Any way to do a quick fix and clean the filter ? ie by washing , dismantling, etc etc.

your comments would be appreciated.

thanx


----------



## Guest (Nov 12, 2002)

Were you the one posting about a plugged filter a while back?


In any case, the metallic flakes, and dark and sooty material can be NORMAL! 

The fuel pump guts are immersed in gasoline -gas actually serves to cool the motor.

Ever see the inside of a DC brush motor? Imagine that completely open and full of fuel and getting all the grit from the worn brushes and commutator getting sent to your filter and injectors. This is how all (at least the ones I've worked on) auto mfgr's do this.


----------



## Centurion (Sep 5, 2002)

ace said:


> *
> 
> .
> 
> ...


That's normal. When I change mine (every 30K miles) and drain the intake end of the filter just to see what comes out black colored gas comes out. So the filter is doing its job.

If you're convinced you tank has debris, just pull off the pump assy and and peer down the opening and see the condition of the tank's bottom.


----------



## ace (Aug 8, 2002)

Hi Probedude,

yep, l posted awhile back on this topic.

Several months of post ago, l posted on a topic of hard starts and that led me to replace my fuel pressure regulator. That solved the problem and everything was fine for a few months and then this problem appeared again.

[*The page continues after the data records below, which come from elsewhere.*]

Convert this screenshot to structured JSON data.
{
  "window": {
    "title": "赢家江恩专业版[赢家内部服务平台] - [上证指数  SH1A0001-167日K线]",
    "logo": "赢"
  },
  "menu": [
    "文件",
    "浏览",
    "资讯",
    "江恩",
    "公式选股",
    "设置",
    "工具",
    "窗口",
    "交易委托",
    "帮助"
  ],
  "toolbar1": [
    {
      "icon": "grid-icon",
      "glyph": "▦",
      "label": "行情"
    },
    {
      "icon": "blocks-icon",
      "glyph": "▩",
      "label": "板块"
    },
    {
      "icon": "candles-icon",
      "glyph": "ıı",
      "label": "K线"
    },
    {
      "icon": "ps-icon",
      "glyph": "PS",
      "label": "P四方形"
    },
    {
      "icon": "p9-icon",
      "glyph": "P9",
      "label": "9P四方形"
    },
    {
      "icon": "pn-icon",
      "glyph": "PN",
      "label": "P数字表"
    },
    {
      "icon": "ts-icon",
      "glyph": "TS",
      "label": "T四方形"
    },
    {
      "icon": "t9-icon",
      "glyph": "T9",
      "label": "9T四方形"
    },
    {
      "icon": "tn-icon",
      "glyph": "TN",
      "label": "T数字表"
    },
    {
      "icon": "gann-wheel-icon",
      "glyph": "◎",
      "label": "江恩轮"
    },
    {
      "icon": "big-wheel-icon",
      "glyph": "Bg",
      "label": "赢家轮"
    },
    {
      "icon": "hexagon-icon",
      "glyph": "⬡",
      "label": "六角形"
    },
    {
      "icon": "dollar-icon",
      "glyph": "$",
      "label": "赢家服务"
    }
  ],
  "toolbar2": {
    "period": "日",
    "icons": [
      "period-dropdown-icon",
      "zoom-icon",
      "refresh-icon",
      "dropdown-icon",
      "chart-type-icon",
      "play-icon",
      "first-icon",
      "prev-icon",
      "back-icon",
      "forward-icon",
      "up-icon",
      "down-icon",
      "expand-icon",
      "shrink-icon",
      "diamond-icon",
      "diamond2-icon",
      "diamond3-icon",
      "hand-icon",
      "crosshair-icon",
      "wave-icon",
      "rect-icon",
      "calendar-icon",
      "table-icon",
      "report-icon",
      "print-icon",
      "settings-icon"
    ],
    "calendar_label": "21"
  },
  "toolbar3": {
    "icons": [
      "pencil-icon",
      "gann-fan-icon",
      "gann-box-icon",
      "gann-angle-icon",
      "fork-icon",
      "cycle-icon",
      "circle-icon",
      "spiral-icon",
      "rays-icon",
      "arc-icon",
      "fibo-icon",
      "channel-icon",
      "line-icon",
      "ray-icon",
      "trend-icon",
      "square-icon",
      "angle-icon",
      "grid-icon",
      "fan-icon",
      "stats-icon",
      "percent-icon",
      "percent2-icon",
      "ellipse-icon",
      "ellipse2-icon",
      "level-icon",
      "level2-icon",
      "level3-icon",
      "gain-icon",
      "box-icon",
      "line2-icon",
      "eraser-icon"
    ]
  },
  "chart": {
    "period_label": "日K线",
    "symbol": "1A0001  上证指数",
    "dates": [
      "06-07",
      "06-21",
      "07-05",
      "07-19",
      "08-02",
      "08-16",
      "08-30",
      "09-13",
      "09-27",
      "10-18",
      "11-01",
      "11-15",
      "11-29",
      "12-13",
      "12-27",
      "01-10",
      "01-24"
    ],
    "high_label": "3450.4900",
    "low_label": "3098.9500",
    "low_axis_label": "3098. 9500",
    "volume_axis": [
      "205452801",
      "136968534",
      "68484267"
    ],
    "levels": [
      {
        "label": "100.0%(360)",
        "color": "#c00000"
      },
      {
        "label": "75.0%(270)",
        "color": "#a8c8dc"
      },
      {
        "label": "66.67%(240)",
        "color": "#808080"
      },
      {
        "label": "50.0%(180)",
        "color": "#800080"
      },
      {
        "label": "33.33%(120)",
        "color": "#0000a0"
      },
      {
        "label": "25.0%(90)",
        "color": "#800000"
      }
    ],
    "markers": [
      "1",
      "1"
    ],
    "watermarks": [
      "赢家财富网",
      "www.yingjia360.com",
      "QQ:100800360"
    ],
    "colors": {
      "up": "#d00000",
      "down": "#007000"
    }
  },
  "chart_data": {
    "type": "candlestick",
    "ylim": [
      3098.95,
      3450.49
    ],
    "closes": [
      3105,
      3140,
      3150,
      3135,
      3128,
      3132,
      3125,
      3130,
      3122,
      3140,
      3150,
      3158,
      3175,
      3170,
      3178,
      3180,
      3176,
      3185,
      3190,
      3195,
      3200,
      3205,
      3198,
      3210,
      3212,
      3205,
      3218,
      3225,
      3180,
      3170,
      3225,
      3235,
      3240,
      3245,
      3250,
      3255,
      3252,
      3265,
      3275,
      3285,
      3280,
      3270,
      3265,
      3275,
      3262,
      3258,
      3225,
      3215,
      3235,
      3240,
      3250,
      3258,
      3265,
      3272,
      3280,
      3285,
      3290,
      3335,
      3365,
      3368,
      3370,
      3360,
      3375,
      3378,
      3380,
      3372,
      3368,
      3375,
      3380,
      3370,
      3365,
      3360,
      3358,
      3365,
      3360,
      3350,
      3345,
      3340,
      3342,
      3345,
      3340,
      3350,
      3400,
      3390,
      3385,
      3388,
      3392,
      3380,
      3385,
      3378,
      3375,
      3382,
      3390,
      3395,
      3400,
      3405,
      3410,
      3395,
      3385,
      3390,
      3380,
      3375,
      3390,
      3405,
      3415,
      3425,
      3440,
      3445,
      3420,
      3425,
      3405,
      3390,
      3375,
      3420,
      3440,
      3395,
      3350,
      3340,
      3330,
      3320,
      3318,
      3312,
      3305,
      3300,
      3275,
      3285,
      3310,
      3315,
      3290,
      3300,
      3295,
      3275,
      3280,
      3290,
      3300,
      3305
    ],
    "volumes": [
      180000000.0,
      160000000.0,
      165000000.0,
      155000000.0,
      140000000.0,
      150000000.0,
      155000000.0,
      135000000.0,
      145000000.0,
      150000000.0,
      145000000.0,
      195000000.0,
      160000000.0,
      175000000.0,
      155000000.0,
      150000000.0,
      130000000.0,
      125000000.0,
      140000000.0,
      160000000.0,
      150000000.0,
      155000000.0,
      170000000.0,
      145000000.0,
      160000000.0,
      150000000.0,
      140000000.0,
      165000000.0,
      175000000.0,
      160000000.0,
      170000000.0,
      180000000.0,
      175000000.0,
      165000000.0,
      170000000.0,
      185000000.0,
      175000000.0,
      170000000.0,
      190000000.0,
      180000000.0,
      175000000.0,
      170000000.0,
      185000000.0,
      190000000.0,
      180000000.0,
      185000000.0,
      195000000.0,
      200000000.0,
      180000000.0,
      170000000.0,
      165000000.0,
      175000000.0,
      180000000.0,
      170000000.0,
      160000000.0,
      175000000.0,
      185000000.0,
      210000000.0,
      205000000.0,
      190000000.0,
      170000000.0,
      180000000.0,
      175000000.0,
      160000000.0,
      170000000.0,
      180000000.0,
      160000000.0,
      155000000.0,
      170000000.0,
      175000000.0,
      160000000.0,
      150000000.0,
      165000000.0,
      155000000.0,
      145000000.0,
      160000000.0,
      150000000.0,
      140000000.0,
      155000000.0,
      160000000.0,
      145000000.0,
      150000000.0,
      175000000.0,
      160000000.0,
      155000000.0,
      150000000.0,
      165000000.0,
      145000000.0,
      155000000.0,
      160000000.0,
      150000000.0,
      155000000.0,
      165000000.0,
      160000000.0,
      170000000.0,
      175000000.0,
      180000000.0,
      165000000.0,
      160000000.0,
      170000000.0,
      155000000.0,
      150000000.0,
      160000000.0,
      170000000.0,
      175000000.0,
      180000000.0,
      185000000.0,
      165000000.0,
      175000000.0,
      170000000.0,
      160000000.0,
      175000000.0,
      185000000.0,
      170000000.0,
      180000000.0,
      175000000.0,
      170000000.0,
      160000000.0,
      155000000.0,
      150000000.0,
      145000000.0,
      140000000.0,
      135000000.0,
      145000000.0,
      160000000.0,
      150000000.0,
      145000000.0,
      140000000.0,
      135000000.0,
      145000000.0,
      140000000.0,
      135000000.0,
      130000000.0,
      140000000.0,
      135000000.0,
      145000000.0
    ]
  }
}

Replacing the fuel filter solved it again, only to have the problem creep up on me again.

I believe what I have is a fuel related problem, as all the other electronic stuff's either new or replaced frequently. Thing is, I'm not sure what else is contributing to the problem.

I can only figure that the filter is clogged or the pump needs a replacement, only after 30,000 km.

Any clues to what this problem might be ?


----------



## toolapcfan (Jul 10, 2002)

Damn, pretty soon you'll have a new car, you've replaced about everything on it!


----------



## ace (Aug 8, 2002)

yeah.. replaced just about everything, 

but the problem is still there.

what a bummer.


guess I'll replace the car next.  


will going for a honda civic be better ??


----------



## BORNGEARHEAD (Apr 30, 2002)

Run the tank empty and drop the tank. See what's in there.


----------



## Guest (Nov 14, 2002)

Check to see if you still have fuel pressures after sitting around for a while. Your injectors could be leaking causing your engine to be hard to start because the fuel rail is not initially pressurized, and your cylinders are full of fuel thereby causing the engine to be 'flooded' for a bit.


I doubt it is dirt in the fuel tank and a plugged filter. There is not a large volume of gas that is needed to start an engine and idle it. If it were truly plugged, you'd have problems during WOT freeway driving where the injector flow is the highest.

Lastly, I didn't read all that you replaced, but a weak ignition system will do this too. Perhaps moisture problems?


----------